Al termine dei sopralluoghi per la verifica dei danni al patrimonio archeologico, dopo le segnalazioni delle amministrazioni comunali di Pula e Domus de Maria, sono stati riscontrati "importanti danni e situazioni di emergenza nelle porzioni dei siti adiacenti la costa, che sono stati maggiormente esposti all'azione erosiva del moto ondoso che ha raggiunto una forza eccezionale".

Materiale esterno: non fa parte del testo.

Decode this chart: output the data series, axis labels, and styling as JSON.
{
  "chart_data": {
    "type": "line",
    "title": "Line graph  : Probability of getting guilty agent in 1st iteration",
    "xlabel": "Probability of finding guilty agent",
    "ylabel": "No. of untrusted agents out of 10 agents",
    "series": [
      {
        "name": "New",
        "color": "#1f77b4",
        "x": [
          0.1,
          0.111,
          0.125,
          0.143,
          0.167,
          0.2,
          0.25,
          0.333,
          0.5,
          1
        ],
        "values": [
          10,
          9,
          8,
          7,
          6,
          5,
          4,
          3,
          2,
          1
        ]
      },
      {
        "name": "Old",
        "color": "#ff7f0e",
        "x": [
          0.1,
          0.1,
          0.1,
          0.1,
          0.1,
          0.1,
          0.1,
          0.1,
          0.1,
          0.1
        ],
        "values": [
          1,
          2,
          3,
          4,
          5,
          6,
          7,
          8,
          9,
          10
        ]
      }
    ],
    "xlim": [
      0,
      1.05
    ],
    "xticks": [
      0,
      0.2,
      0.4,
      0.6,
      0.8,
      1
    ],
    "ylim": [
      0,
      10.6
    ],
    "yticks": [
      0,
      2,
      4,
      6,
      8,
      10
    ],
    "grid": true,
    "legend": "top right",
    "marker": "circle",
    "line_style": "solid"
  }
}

A Bithia la mareggiata ha messo in evidenza alcune sepolture della necropoli di Sa Colonia, che conserva una stratificazione di tombe fenicie, puniche e romane, pertinenti all'antico insediamento di Bithia.
La Soprintendenza ha immediatamente avviato un intervento d'emergenza di recupero, messa in sicurezza e scavo archeologico dei contesti a rischio perdita e la squadra di archeologici è all'opera.
I carabinieri del Nucleo tutela patrimonio di Cagliari e il Corpo forestale stanno fornendo supporto operativo con il controllo e il pattugliamento costante dell'area, che è stata munita anche di sistemi di sorveglianza da remoto.